I have been following the recordings of violinist Vadim Gluzman for some time, primarily because, as I have previously put it, he is “not content to settle into the ‘middle-brow’ groove of the ‘standard repertoire.’” This can be the case even when a familiar composer is involved. Thus, while his latest BIS recording, released at the end of last month, consists entirely of music by Sergei Prokofiev, it is particularly interesting for including that composer’s “first” violin sonata, which has received far less attention than his “second.”
Those scare quotes are a reflection of the rather interesting story behind the genesis of these two sonatas. They were composed during Russia’s involvement in the Second World War. Thus, they are products of the same context that yielded Prokofiev’s three “War Sonatas” for piano, Opus 82 in A major (1940), Opus 83 in B-flat major (1942), and Opus 84 in B-flat major (1944). Chronologically, the two violin sonatas envelop this time-frame; but only one of them may deserve to be called a “war sonata.”
That is the “first” of the two sonatas. Prokofiev began it in 1938; but it was not completed until 1946, after the war had ended. Within this “window,” Prokofiev composed his second violin sonata, although “composed” may not be the proper verb. This work is listed as Opus 94 bis. The original Opus 94 was a flute sonata in D major, written in 1942. Prokofiev subsequently “transformed” (using the verb from the Wikipedia description of this composition) into a violin sonata to satisfy David Oistrakh; and that transformation involved reworking some of the content to serve better the capabilities of a violin. That version was completed in 1943.
Oistrakh would subsequently premiere both sonatas, the “second” in 1944 and the “first” shortly after its completion (with generous coaching from Prokofiev). Considering what conditions were like in Russia in 1943, the “second” sonata is remarkably affable, as it had been in its flute version. My guess is that Oistrakh gave it far more exposure than was given to the “first” sonata (although he performed the first and third movements of that “first” sonata at Prokofiev’s funeral). Oistrakh’s promotion, in turn, propagated out to other violinists; and one still encounters it with a fair amount of frequency on the recital circuit.

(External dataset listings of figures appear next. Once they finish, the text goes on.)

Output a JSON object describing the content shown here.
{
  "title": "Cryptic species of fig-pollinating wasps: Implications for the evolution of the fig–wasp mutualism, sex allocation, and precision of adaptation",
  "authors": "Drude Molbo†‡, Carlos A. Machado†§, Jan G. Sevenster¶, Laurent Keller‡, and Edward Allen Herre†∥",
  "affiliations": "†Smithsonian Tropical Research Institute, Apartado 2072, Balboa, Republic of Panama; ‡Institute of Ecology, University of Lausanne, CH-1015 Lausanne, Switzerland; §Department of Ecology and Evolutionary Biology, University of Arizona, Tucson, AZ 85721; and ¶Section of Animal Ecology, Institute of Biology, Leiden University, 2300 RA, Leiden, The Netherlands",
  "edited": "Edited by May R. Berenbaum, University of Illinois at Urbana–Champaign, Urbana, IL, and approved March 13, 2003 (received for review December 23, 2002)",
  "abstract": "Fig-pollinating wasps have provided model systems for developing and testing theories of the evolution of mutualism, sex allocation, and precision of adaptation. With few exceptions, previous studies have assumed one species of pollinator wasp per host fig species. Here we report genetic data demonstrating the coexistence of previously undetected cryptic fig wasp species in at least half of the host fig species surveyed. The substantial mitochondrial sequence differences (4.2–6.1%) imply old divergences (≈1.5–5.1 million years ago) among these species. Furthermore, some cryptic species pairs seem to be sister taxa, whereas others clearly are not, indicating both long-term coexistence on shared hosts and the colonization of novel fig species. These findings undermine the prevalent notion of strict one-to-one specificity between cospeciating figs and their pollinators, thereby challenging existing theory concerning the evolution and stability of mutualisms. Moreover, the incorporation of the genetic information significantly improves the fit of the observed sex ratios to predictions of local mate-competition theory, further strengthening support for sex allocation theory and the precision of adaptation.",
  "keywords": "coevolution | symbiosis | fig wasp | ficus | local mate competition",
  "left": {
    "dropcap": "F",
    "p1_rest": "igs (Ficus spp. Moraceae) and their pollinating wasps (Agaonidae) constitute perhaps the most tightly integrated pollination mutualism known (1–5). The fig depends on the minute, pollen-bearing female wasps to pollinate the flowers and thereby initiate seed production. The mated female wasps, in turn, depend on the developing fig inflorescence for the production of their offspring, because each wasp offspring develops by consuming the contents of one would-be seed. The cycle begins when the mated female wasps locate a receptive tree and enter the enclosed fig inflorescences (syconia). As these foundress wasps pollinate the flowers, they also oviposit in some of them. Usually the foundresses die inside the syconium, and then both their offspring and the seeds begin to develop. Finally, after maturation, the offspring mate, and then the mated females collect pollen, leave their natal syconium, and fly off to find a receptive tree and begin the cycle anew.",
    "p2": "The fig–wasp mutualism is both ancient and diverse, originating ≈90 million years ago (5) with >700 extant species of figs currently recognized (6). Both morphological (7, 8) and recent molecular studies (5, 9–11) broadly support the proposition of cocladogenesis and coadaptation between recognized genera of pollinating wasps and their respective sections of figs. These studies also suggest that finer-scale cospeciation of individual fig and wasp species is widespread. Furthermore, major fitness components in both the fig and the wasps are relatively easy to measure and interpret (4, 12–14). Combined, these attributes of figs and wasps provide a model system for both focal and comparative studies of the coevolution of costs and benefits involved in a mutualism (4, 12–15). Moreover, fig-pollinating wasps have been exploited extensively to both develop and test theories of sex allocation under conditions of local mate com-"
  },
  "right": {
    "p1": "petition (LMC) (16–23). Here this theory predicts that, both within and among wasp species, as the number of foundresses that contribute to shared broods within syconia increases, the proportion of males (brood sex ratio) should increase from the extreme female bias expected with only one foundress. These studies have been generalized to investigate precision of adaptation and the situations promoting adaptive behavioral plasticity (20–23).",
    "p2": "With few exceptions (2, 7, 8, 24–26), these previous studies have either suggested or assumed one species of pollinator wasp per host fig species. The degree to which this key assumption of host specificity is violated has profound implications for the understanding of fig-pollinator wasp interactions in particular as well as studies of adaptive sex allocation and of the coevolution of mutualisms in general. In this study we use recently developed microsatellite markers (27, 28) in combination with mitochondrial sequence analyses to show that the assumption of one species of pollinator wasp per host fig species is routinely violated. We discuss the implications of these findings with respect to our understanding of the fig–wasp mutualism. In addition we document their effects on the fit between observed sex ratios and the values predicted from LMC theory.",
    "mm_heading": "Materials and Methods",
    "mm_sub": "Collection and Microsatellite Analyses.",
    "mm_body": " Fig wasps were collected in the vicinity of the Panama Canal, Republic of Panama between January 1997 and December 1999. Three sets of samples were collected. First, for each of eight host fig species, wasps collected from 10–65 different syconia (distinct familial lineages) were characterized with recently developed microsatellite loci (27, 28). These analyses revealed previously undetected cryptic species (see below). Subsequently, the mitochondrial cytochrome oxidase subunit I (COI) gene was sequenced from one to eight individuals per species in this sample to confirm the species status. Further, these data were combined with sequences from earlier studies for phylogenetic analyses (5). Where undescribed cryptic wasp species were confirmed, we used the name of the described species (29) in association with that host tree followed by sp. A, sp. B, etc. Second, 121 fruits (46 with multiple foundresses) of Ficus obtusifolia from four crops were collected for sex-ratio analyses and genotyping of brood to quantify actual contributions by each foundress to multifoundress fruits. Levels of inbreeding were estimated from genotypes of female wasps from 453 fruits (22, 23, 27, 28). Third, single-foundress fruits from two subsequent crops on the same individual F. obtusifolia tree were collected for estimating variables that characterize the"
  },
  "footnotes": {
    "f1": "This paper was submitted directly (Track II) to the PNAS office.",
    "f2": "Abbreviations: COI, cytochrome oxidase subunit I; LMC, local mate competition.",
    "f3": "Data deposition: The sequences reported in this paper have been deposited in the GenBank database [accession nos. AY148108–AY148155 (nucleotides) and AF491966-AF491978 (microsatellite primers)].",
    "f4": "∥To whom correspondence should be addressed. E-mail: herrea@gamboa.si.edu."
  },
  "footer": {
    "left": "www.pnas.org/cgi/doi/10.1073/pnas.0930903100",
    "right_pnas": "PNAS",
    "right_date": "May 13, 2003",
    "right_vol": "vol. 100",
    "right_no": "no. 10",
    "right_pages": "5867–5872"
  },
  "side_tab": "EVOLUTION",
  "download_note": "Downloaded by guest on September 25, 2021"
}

Nevertheless, regardless of their different rhetorical stances, these two sonatas are stylistically close in many ways. It is thus highly valuable to listen to a violinist of Gluzman’s character perform them side-by-side. Once again, his accompanist is pianist Angela Yoffe. I had to resist typing “accomplice” in that last sentence, because Yoffe performs as one who has followed Gluzman willingly, if not enthusiastically, on so many of his departures from that “beaten path” of “standard repertoire.” Between the two of them, the listener can thus enjoy the “discovery” of the less performed Opus 80, allowing it to provide a new listening context for the more familiar Opus 94 bis.
This recording concludes with three “encore” selections, arrangements of three dances from Prokofiev’s Opus 64 Romeo and Juliet ballet by D. Grjunes and published in Russia by Sikorski. Grjunes prepared these arrangements from the orchestral score, rather than from the ten excerpts that Prokofiev himself prepared for solo piano and published as his Opus 75. (Jascha Heifetz used at least one of these piano versions to prepare his own arrangement for encore purposes.)
These selections provide a pointed reminder that this ballet, whose music has become a favorite among both balletomanes and concert-goers alike, was also conceived and realized during Nazi domination of Germany (not to mention much of Europe). It received its first performance in Brno in Czechoslovakia on December 30, 1938, exactly three months after the Munich Agreement, under which, for all intents and purposes, Czechoslovakia ceased to exist as a country. Prokofiev’s music thus assumed an ironic edge, not at all intended by the composer but entirely consistent with the darkness of his Opus 80.